After your morning routine, you should plan to eat the “frog.” This isn’t literal. The “frog” is your most challenging or important task for the day. Tackle this fist while you have the most energy and focus.


Don’t forget to block out time to focus, check your email, and eat lunch. When you’re running hectically or frantically — it’s fairly easy to forget to eat a proper lunch.


Planning your week.


As for your week — plan a “no meetings” day. This is one day a week where you don’t host or attend any sort of meeting. This way you can spend the entire day focused on more pressing matters, like how to scale your business properly.


Don’t automatically say “yes” to each and every request. If you have this habit — you’ll notice that you’ll be spending your entire week on someone else’s priorities instead of on your own projects. Here’s a “rule to live-by” from Derek Sivers — If you’re not saying “HELL YEAH!” about something, say “no.”


Make sure you schedule time to remember your long-term goals. The easiest way to do this is by tying your weekly projects and tasks to the larger goals you’ve established. For example, if you want become the most-downloaded app on the App Store — then you would email users asking them to leave a 5-star review. This will increase brand awareness — unveil a top-requested feature — and complete your goal all in one schedule change.


Planning your month.


This is similar to tying your weekly tasks to larger goals.

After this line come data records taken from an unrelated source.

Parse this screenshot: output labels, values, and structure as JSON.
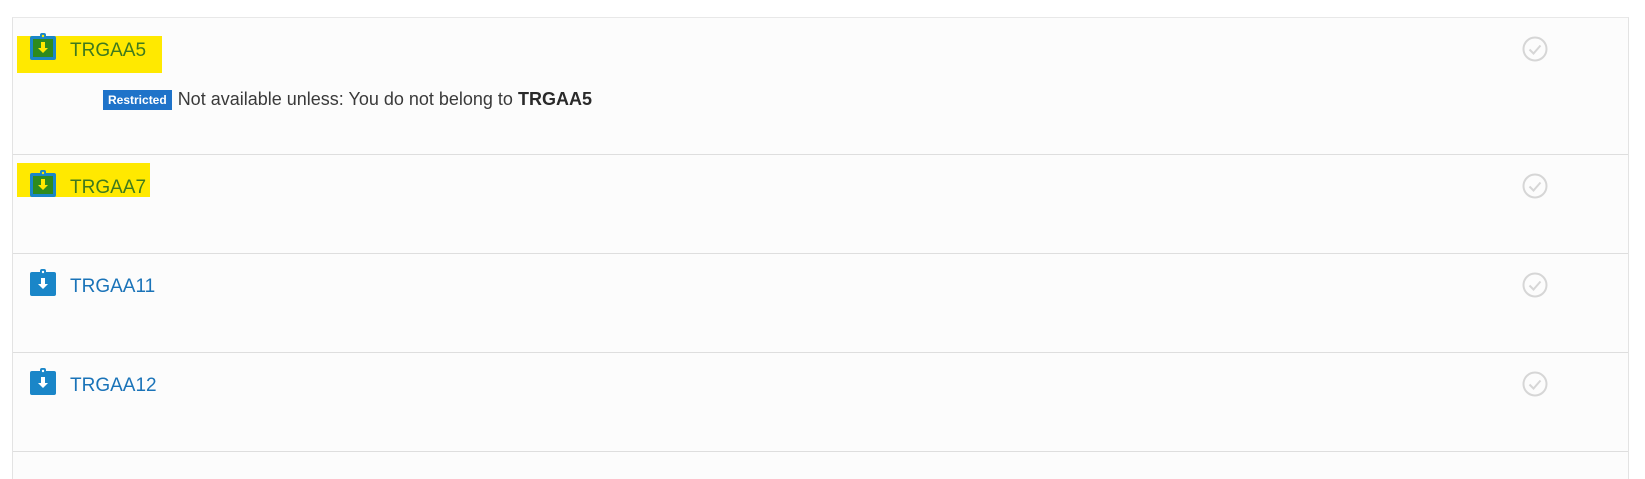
{
  "activities": [
    {
      "name": "TRGAA5",
      "icon": "assignment-download-icon",
      "highlighted": true,
      "restriction": {
        "badge": "Restricted",
        "text": "Not available unless: You do not belong to",
        "group": "TRGAA5"
      }
    },
    {
      "name": "TRGAA7",
      "icon": "assignment-download-icon",
      "highlighted": true
    },
    {
      "name": "TRGAA11",
      "icon": "assignment-download-icon",
      "highlighted": false
    },
    {
      "name": "TRGAA12",
      "icon": "assignment-download-icon",
      "highlighted": false
    }
  ],
  "colors": {
    "link": "#1a73b8",
    "highlight": "#ffe900",
    "icon_blue": "#1a86c8",
    "icon_green": "#2e8b1e",
    "badge": "#1f73c9",
    "completion_check": "#d6d6d6"
  }
}
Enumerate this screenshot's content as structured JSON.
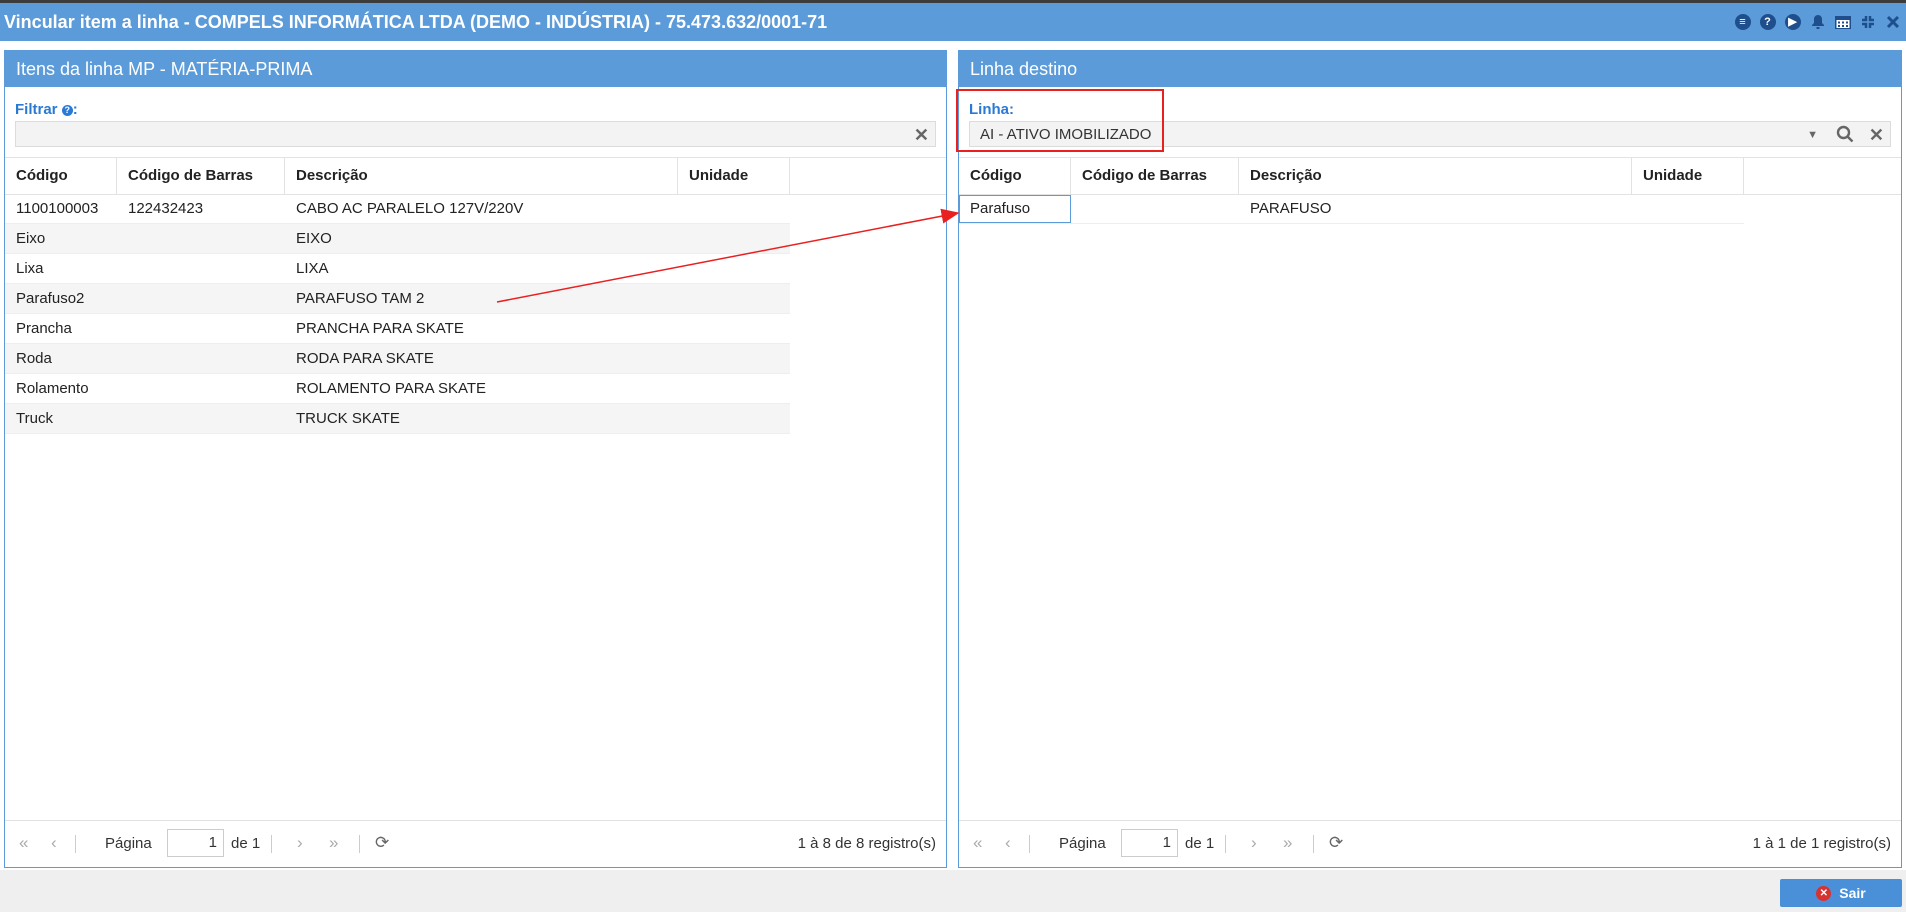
{
  "window": {
    "title": "Vincular item a linha - COMPELS INFORMÁTICA LTDA (DEMO - INDÚSTRIA) - 75.473.632/0001-71"
  },
  "left_panel": {
    "title": "Itens da linha MP - MATÉRIA-PRIMA",
    "filter_label": "Filtrar",
    "filter_value": "",
    "columns": [
      "Código",
      "Código de Barras",
      "Descrição",
      "Unidade"
    ],
    "rows": [
      {
        "codigo": "1100100003",
        "barras": "122432423",
        "descricao": "CABO AC PARALELO 127V/220V",
        "unidade": ""
      },
      {
        "codigo": "Eixo",
        "barras": "",
        "descricao": "EIXO",
        "unidade": ""
      },
      {
        "codigo": "Lixa",
        "barras": "",
        "descricao": "LIXA",
        "unidade": ""
      },
      {
        "codigo": "Parafuso2",
        "barras": "",
        "descricao": "PARAFUSO TAM 2",
        "unidade": ""
      },
      {
        "codigo": "Prancha",
        "barras": "",
        "descricao": "PRANCHA PARA SKATE",
        "unidade": ""
      },
      {
        "codigo": "Roda",
        "barras": "",
        "descricao": "RODA PARA SKATE",
        "unidade": ""
      },
      {
        "codigo": "Rolamento",
        "barras": "",
        "descricao": "ROLAMENTO PARA SKATE",
        "unidade": ""
      },
      {
        "codigo": "Truck",
        "barras": "",
        "descricao": "TRUCK SKATE",
        "unidade": ""
      }
    ],
    "pager": {
      "page_label": "Página",
      "page": "1",
      "of_label": "de 1",
      "info": "1 à 8 de 8 registro(s)"
    }
  },
  "right_panel": {
    "title": "Linha destino",
    "linha_label": "Linha:",
    "linha_value": "AI - ATIVO IMOBILIZADO",
    "columns": [
      "Código",
      "Código de Barras",
      "Descrição",
      "Unidade"
    ],
    "rows": [
      {
        "codigo": "Parafuso",
        "barras": "",
        "descricao": "PARAFUSO",
        "unidade": ""
      }
    ],
    "pager": {
      "page_label": "Página",
      "page": "1",
      "of_label": "de 1",
      "info": "1 à 1 de 1 registro(s)"
    }
  },
  "footer": {
    "exit_label": "Sair"
  },
  "colors": {
    "accent": "#5b9bd9",
    "annotation": "#e82020"
  }
}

At the beginning of each month identify several monthly objectives. Four a while — keep them under four goals. Schedule tasks each week that can help you achieve these objectives.


Don’t forget to account for holidays and vacations, as well as emergencies, that could impact your schedule.


Planning your year.


When the calendar flips to a new year, think about the larger picture — mainly what specific goals you want to accomplish. I would use OKRs (Objectives and Key Results) to help you determine these annual goals.


Once you do, break these down into smaller quarterly goals and then monthly goals containing 5-10 tasks you need to complete to accomplish these goals.


Implement a consistent color-coding scheme.


A color-coding system allows you and your team to quickly identify the content you’ve added to your calendar. You can color-code your calendar anyway you like. It just needs to be consistent and simply to prevent any confusion.


To get started, make sure that every stakeholder agrees and knows which colors represent which content. For instance, red would refer to team meetings.


After that, think about how you’ll want to use color-coding schemes. This could be by theme, campaign, channel, task, or even a team member. Of course, you can also develop your own color-code scheme to fit your exact needs.


Evaluate your calendar template on a regular basis.


Finally, frequently evaluate your calendar on a frequent basis. That’s because your life is constantly evolving.


For example, blocking out time for networking events may have worked a year ago — maybe you no longer have the time or need for these. Additionally — possibly your Excel template may have been perfect when you just launched your startup and needed a content calendar. Now — maybe you have a large team that require something more robust tool like a project management tool such as Trello.